First, as you surely recall, "It's not about the oil". So how is it that the biggest concern Mehlman can describe as resulting from a premature departure from Iraq is who may end up controlling "the second-largest oil reserves in the world"?

Second, if it is about the oil, or if the oil was actually the last of our concerns but we choose to throw our hands up in despair about everything else, if we choose we can retain control of the oil fields. Or we can utilize our military might to prevent a "failed state" from pumping oil. Or we can utilize the UN to implement another "oil for food" program, although perhaps this time with better safeguards against corruption.

Third, how well are we actually doing at managing the oil fields and oil production? Giving all due respect to the pipe dreams of people like White House economic adviser Lawrence Lindsey, that the war would increase oil production and lower oil prices, Iraq is still producing oil in quantities below pre-war levels and the price of oil is... well, high.
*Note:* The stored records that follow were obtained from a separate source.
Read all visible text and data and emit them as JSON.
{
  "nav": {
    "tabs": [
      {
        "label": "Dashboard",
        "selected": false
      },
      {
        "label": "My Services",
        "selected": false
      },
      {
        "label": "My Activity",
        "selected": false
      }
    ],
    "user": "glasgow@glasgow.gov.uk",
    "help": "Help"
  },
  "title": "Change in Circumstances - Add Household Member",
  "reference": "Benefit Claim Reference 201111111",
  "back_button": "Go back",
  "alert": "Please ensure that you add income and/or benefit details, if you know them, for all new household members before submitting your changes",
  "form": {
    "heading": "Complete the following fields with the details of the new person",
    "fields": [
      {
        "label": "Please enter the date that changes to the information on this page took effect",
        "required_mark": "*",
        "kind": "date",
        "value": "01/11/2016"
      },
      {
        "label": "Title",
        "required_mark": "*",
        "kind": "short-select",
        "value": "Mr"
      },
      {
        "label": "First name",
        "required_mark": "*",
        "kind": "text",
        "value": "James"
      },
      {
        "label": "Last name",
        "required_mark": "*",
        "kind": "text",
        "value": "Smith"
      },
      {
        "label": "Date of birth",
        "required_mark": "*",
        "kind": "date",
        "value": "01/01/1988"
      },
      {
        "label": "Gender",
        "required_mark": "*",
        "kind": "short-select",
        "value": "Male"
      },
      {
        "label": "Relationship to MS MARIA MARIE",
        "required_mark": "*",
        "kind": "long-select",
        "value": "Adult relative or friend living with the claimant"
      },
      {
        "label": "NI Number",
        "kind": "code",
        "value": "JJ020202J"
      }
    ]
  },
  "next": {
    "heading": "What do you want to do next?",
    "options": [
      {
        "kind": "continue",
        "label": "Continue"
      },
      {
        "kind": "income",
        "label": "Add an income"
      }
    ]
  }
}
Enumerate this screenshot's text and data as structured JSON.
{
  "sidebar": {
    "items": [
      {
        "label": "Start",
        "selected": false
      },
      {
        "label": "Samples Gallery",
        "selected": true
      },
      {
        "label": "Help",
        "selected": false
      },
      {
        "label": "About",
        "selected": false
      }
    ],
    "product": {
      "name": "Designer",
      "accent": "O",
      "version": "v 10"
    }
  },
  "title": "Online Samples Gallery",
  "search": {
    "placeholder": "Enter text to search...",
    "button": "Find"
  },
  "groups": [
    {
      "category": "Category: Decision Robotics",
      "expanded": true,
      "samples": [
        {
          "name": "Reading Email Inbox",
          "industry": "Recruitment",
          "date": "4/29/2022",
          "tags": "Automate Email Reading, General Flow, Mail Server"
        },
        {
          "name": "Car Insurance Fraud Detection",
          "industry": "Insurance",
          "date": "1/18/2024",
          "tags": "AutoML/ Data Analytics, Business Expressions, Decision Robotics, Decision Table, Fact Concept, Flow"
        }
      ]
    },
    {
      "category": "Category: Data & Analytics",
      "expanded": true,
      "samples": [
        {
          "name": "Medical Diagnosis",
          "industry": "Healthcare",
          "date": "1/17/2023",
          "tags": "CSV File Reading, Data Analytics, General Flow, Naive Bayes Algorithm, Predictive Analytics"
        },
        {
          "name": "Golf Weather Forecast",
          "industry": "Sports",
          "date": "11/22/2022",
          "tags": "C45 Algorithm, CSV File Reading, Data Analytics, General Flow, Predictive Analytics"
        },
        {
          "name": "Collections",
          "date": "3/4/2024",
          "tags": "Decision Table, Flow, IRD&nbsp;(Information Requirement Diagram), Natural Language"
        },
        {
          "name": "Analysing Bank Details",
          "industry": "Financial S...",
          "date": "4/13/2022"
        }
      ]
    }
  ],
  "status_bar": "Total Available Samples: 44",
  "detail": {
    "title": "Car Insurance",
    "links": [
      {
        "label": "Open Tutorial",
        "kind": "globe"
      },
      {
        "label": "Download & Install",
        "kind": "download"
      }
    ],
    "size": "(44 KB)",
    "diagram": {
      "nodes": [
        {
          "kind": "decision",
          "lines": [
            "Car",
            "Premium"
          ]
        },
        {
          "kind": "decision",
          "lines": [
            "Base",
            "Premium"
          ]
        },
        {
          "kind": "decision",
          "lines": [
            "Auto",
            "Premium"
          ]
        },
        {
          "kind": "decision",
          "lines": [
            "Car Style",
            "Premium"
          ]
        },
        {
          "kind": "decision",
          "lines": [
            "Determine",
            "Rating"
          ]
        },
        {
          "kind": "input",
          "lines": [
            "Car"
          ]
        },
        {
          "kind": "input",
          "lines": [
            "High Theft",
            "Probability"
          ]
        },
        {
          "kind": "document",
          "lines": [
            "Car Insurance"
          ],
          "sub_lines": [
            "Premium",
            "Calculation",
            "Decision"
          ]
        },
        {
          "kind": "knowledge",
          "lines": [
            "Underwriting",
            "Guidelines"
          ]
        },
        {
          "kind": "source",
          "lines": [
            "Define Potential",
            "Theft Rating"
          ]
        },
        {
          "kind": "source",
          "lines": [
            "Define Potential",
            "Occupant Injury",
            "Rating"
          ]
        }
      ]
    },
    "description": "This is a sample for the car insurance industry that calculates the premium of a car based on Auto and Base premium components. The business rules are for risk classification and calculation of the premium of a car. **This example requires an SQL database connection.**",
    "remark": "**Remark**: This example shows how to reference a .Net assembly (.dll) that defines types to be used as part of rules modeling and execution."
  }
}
Oh, I love this stuff....
It is hard to say what impact this might have on oil prices, but markets clearly expect lower prices. On the eve of hostilities, oil was selling for about $37 per barrel. At this price, Americans would be paying $270 billion per year for oil. But once it became clear that Iraq’s liberation was at hand, the price quickly dropped to about $28 per barrel, cutting our annual oil bill by $70 billion. With full Iraqi production, the price might drop to $20 per barrel or less, giving us the equivalent of an annual tax cut of about $120 billion per year. And this is a tax cut the entire world benefits from.
I guess this means that, with oil trading at over $72 per barrel, Bruce Bartlett is now arguing that the Bush Administration brought us the equivalent of a $270 billion tax increase? No, I'm sure he would argue that any increase in the price of oil is due to factors completely independent of anything within the Bush Administration's sphere of control.... But if the goal truly is to keep oil wealth out of the hands of nasty people, the question of who controls Iraq's oil fields seems peripheral to the fact that the unpleasant regimes which control a significant number of oil producing nations are rolling in cash these days.